Weird Misogyny in Sports Commentary

If you are talking about a man, and your point is that he’s irrational yet appealing, does it really provide much insight to say “he’s like an irrational yet appealing woman!”

I wouldn’t think so. Of course, some people think otherwise.

I decided on a brief note with commentary implicit, but now I feel like expanding just a bit.

A male athlete behaves erratically. In order to provide perspective on the situation, a sportswriter appeals to a negative stereotype of women behaving erratically. What is the compulsion to do so? Why is it necessary to go to a stereotype of the "crazy hot chick" in order to explain a situation involving a crazy/erratic male athlete? For one thing, I think it provides pretty banal commentary. But it also seems to fit into a pattern of creepy sexism.

I'll add that claiming a crazy but talented man is like a crazy but hot woman illustrates a very basic insight of feminism: men are valued for their actions/abilities, women are valued for their sexual attractiveness.


  1. One could argue that being attractive IS an ability - an ability to produce robust, healthy children. And really, which is more shallow? To catch a ball? To make good money?

    I'm playing advocate a bit here, but it's always been a fascinating discussion for me. Men seem wired to find symmetry attractive, then conditioned to find something not entirely real (aka modern 'hotness') the ideal. Then they get blamed for it, often fairly, but not always.
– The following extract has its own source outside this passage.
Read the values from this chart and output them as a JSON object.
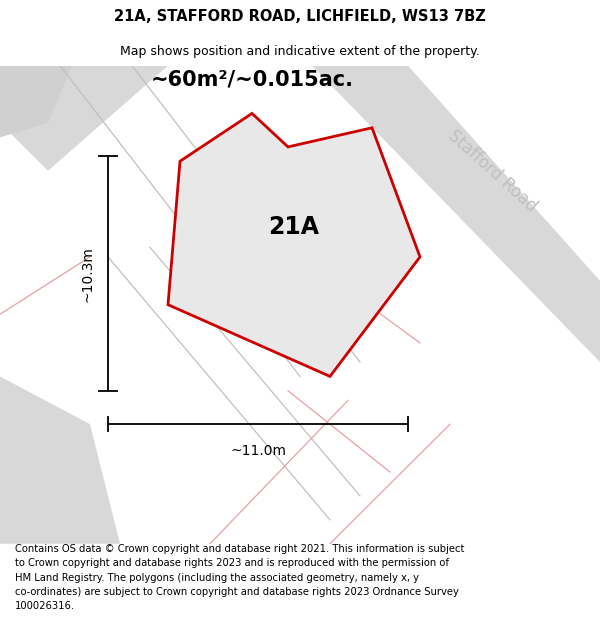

    I think the point of the argument is that people will put up with a little bit of 'crazy' in others if those others exhibit qualities prioritized by the former. Thank goodness, right? because how else would a pacifist vegetarian have meat-eating republicans reading his site?
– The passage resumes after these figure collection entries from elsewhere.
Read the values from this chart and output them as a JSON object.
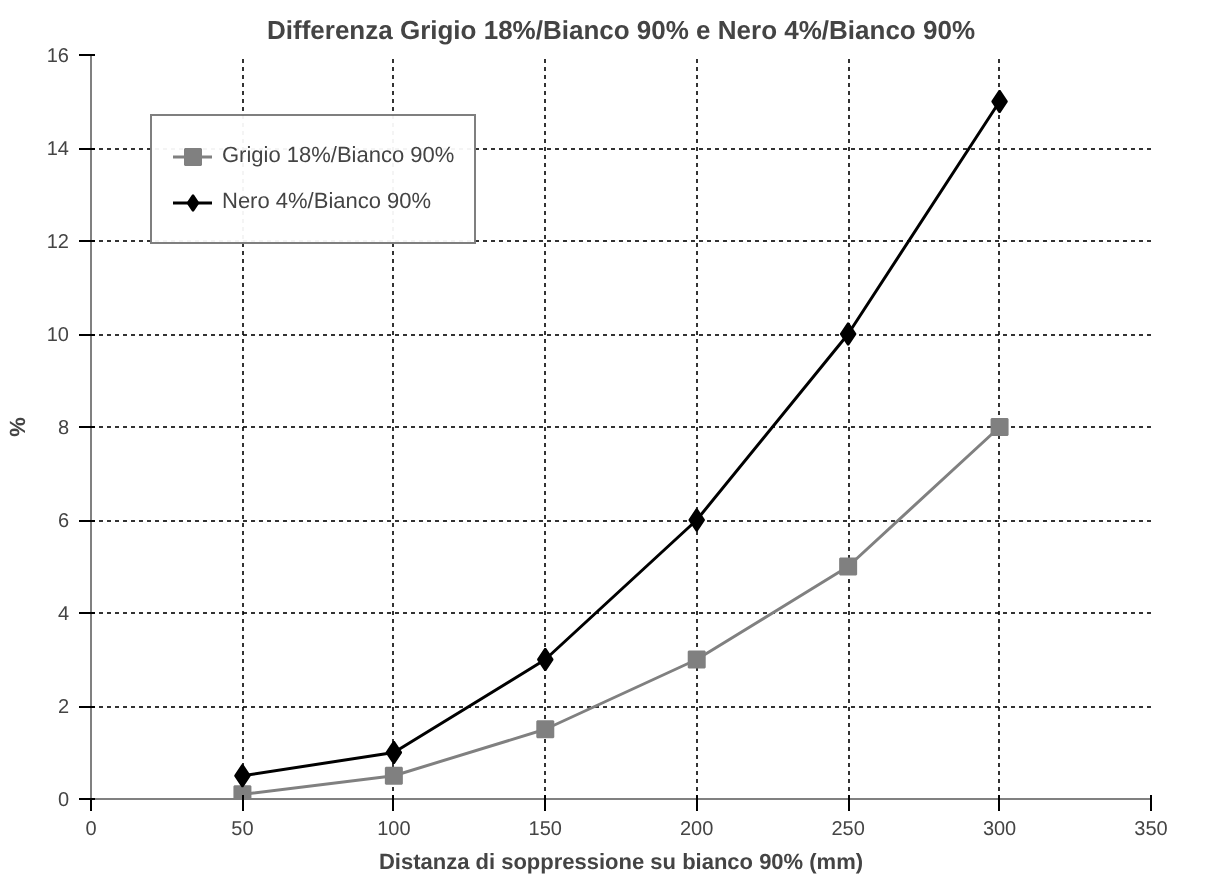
{
  "chart_data": {
    "type": "line",
    "title": "Differenza Grigio 18%/Bianco 90% e Nero 4%/Bianco 90%",
    "xlabel": "Distanza di soppressione su bianco 90% (mm)",
    "ylabel": "%",
    "x": [
      50,
      100,
      150,
      200,
      250,
      300
    ],
    "series": [
      {
        "name": "Grigio 18%/Bianco 90%",
        "color": "#808080",
        "marker": "square",
        "values": [
          0.1,
          0.5,
          1.5,
          3,
          5,
          8
        ]
      },
      {
        "name": "Nero 4%/Bianco 90%",
        "color": "#000000",
        "marker": "diamond",
        "values": [
          0.5,
          1,
          3,
          6,
          10,
          15
        ]
      }
    ],
    "xlim": [
      0,
      350
    ],
    "xticks": [
      0,
      50,
      100,
      150,
      200,
      250,
      300,
      350
    ],
    "ylim": [
      0,
      16
    ],
    "yticks": [
      0,
      2,
      4,
      6,
      8,
      10,
      12,
      14,
      16
    ],
    "grid": true,
    "legend": "top left",
    "line_style": "solid"
  }
}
  2. Plinthy the Middling8:09 AM

    I don't see it as either weird OR miscogyny; I see it as a metaphor. It certainly works like a metaphor, and it surely does work at some level(And I'm not calling anyone Shirley here.)

    It's my view that, to this point, Pats fans (Simmons admits to being a fervent one.) are still in full try-out camp with this development, putting all conceivable rationalizations through their paces, seeing which one might stick so they keep busy and not think too hard on the implications, and don't lapse into regret or feel like fools (Torn between two lovers, Feeling like a ...); and at the same time, sort of like how Republicans keep trying to rationalize Obama.

    (The problem is he tries to please everybody. No sir, he actually hates white people. But he's half white through his mom and granny and they raised him. Okay then, but he's still a socialist. Right, which sure explains the White House selling out to Wall Street and the insurance lobby and trashing unions and the left. No no, I meant to say Nazi. What, like that GOP candidate in Ohio ... and didn't you just get through saying he HATES white people? You got me; but Obamacare is a breath mint. Nah, it's a candy mint. Or it's BOTH.)

    Looking at it independently: Moss called out Kraft, who was already vulnerable on the Mankins non-sign; and Kraft hates servants acting uppity, hates even the idea of being a source of snickers among his filthy rich peers, and was losing sleep that it could happen again.